It’s no secret that the meat industry puts animal welfare at the very bottom of its priority list. But a new interview with Ontario Federation of Agriculture president Don McCabe on CBC radio’s As It Happens really takes the cake.
McCabe joined As It Happens on Tuesday to respond to the recent spate of barn fires in Canada, which have seen over 50,000 horses, pigs, cows, goats, and ducks literally burned alive in nearly a dozen separate incidents over the last month.
Animal advocates have been demanding for years that provincial governments update barn fire codes to stop these devastating massacres, since it’s clear that the industry will continue to refuse to protect animals from being burned to death unless they’re forced to.
But instead of displaying even the tiniest bit of remorse over farmers’ failure to act, McCabe tried to blame the animals themselves for barn burnings, stating that in the cold weather farmers have to “probably look at offering [animals] some heat.” But “goats are an extremely inquisitive animal and… they can knock over a heat lamp.” McCabe went on to explain that other animals like raccoons, possums, rats, and mice move into barns, chew wires, and cause fires. He concludes that the barn burnings are just a series of “unfortunate accidents happening to really good people.”
Um, animals cause the fires? Talk about blaming the victim.
Accidents?

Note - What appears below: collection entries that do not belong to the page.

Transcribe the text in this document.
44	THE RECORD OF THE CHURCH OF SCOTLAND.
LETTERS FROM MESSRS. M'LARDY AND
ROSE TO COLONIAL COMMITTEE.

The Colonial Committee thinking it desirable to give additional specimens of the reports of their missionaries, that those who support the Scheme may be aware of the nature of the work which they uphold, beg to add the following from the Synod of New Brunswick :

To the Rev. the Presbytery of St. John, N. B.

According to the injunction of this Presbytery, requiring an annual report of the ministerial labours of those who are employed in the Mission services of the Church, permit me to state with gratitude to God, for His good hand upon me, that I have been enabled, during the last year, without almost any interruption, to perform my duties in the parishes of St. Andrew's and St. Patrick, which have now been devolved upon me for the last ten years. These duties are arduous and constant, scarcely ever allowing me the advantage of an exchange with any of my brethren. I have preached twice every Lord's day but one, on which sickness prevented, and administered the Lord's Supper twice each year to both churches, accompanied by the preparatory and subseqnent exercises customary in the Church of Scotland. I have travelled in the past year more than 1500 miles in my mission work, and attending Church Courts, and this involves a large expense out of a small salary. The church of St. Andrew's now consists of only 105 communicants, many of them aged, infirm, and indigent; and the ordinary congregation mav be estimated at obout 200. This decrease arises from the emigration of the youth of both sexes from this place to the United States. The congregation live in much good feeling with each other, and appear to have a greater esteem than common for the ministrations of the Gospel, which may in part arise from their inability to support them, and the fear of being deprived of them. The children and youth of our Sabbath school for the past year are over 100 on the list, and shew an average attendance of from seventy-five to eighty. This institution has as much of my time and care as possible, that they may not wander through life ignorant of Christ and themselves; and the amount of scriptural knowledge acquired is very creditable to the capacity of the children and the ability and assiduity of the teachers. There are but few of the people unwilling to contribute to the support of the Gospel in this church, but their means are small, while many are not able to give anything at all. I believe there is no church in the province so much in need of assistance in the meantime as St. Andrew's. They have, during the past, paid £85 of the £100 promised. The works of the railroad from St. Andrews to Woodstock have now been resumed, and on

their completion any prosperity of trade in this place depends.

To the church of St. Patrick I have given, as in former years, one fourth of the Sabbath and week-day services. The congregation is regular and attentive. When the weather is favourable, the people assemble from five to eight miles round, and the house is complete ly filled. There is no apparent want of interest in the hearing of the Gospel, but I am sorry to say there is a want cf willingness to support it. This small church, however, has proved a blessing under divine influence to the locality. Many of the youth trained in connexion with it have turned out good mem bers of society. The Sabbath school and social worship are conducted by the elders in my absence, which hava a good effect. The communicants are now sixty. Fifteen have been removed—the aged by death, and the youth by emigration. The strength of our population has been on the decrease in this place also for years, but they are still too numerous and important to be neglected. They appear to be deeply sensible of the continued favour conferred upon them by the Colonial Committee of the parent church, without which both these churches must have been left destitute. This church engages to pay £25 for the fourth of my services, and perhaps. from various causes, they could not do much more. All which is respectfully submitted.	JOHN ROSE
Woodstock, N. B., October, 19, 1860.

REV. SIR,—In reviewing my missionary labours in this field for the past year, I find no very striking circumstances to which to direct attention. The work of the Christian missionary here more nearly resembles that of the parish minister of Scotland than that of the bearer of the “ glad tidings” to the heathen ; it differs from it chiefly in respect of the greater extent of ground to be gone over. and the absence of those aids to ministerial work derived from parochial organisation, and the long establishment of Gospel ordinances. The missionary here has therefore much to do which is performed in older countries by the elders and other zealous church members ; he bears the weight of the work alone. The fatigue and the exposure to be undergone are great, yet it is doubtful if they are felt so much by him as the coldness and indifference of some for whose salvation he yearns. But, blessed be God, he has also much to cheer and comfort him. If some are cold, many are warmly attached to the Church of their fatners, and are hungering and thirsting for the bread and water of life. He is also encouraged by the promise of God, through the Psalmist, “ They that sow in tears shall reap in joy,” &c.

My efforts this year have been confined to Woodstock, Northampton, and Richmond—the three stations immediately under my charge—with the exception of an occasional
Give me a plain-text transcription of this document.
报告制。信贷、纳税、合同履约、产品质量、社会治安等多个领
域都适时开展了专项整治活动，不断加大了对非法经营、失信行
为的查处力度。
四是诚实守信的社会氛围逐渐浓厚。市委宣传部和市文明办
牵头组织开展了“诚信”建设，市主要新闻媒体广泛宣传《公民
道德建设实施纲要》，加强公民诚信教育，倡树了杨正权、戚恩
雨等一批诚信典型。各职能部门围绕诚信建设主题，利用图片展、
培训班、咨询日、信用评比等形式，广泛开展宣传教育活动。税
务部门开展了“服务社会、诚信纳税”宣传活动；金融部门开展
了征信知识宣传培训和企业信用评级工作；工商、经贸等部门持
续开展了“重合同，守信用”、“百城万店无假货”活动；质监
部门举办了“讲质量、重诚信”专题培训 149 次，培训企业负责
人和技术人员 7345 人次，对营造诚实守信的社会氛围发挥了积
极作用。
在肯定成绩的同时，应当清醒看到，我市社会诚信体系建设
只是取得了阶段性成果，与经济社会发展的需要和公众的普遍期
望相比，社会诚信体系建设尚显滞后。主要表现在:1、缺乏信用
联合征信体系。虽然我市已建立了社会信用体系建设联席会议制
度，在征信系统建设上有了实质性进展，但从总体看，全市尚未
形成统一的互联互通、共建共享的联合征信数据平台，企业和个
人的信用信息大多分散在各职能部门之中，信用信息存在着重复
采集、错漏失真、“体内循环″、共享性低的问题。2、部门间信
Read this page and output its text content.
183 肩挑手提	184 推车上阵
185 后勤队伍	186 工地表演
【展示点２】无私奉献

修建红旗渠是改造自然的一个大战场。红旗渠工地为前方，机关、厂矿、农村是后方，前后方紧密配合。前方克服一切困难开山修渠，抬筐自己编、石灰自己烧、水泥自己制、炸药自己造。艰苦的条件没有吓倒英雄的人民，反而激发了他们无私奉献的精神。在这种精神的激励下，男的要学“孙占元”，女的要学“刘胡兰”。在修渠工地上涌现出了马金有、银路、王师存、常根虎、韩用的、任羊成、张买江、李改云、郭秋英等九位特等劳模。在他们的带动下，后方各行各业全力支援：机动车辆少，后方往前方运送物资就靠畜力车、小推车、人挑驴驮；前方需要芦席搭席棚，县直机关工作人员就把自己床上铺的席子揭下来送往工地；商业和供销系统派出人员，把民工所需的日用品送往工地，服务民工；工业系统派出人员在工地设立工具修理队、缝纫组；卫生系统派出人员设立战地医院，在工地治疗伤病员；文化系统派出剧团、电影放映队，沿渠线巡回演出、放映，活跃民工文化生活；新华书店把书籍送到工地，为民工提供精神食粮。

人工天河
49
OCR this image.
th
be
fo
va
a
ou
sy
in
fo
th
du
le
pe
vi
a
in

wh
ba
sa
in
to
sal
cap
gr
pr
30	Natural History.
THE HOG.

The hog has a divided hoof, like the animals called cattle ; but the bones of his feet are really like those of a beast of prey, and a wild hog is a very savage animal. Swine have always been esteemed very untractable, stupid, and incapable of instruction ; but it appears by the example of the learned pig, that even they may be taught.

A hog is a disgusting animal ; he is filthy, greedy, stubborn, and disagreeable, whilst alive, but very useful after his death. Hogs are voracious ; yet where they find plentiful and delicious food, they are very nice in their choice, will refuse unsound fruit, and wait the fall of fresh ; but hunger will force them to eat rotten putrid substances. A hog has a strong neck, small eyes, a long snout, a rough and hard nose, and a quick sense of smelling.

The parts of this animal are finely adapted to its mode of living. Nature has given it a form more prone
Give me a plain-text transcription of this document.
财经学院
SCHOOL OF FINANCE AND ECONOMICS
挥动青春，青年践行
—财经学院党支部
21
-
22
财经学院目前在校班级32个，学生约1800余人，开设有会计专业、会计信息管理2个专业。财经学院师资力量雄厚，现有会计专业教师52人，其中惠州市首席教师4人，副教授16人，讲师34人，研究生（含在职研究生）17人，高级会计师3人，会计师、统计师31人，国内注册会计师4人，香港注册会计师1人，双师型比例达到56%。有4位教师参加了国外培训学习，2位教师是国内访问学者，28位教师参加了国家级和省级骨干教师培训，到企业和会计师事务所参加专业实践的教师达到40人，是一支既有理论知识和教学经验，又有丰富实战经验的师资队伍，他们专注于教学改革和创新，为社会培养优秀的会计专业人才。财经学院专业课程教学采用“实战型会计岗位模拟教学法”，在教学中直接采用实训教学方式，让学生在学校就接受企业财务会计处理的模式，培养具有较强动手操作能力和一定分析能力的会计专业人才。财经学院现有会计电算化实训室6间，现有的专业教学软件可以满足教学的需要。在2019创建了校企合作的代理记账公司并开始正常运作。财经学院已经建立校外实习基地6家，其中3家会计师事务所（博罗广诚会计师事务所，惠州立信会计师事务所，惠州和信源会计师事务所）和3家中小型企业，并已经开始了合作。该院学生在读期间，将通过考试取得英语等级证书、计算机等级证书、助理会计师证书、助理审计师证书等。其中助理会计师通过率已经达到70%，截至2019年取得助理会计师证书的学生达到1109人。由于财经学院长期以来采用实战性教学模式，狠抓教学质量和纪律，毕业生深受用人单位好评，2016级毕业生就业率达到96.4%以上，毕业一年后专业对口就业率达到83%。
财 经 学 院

An accident is an unexpected incident, but barn fires are common and predictable.
So it’s not the fault of the industry for not setting standards, or a farmer who fails to put sprinkler systems in the barn? Apparently not.
When McCabe was asked about farmers’ responsibility to prevent fires, he opined that sprinklers are not a “feasible opportunity” because pipes might freeze. Of course, frozen pipes can be addressed if the farmer heats the barn, which should happen anyway.
But McCabe’s disregard for the animal victims of barn fires is most on display when asked why so few animals are rescued from fires. Unbelievably, McCabe stated that animals will run back into burning barns even if they are rescued because “that’s home to them.” And even if someone cared enough to rescue them, McCabe points out that there’s nowhere to put animals because the facility they’re supposed to be stored in is on fire and they’re not used to being outside.
McCabe goes on to say that barn fires are difficult for firefighters because “you’re responding to a friend or neighbour or usually somebody you know.” Apparently he doesn’t think firefighters will be bothered that thousands of animals are being burned alive because government and the industry failed to act.
McCabe wraps up the interview by emphasizing how it’s unfortunate that animals die, not because animals are unique individuals who can suffer, but because of their monetary value: “they’re assets, but there’s also going to be wonderful genetics in that barn.” McCabe believes it’s important that “we give the necessary condolences to the folks that were involved here so they can get on to the next opportunities for themselves.”
It’s revealing that McCabe can’t even be bothered to pay lip service to the animals who suffered while being burned alive. But that’s exactly why we’re in this situation in the first place—because government and industry place so little value on the lives and welfare of animals that they’re willing to let them burn alive rather than update barn standards. So long as the farming industry treats animals like commodities instead of individuals with personalities and feelings, the suffering will continue.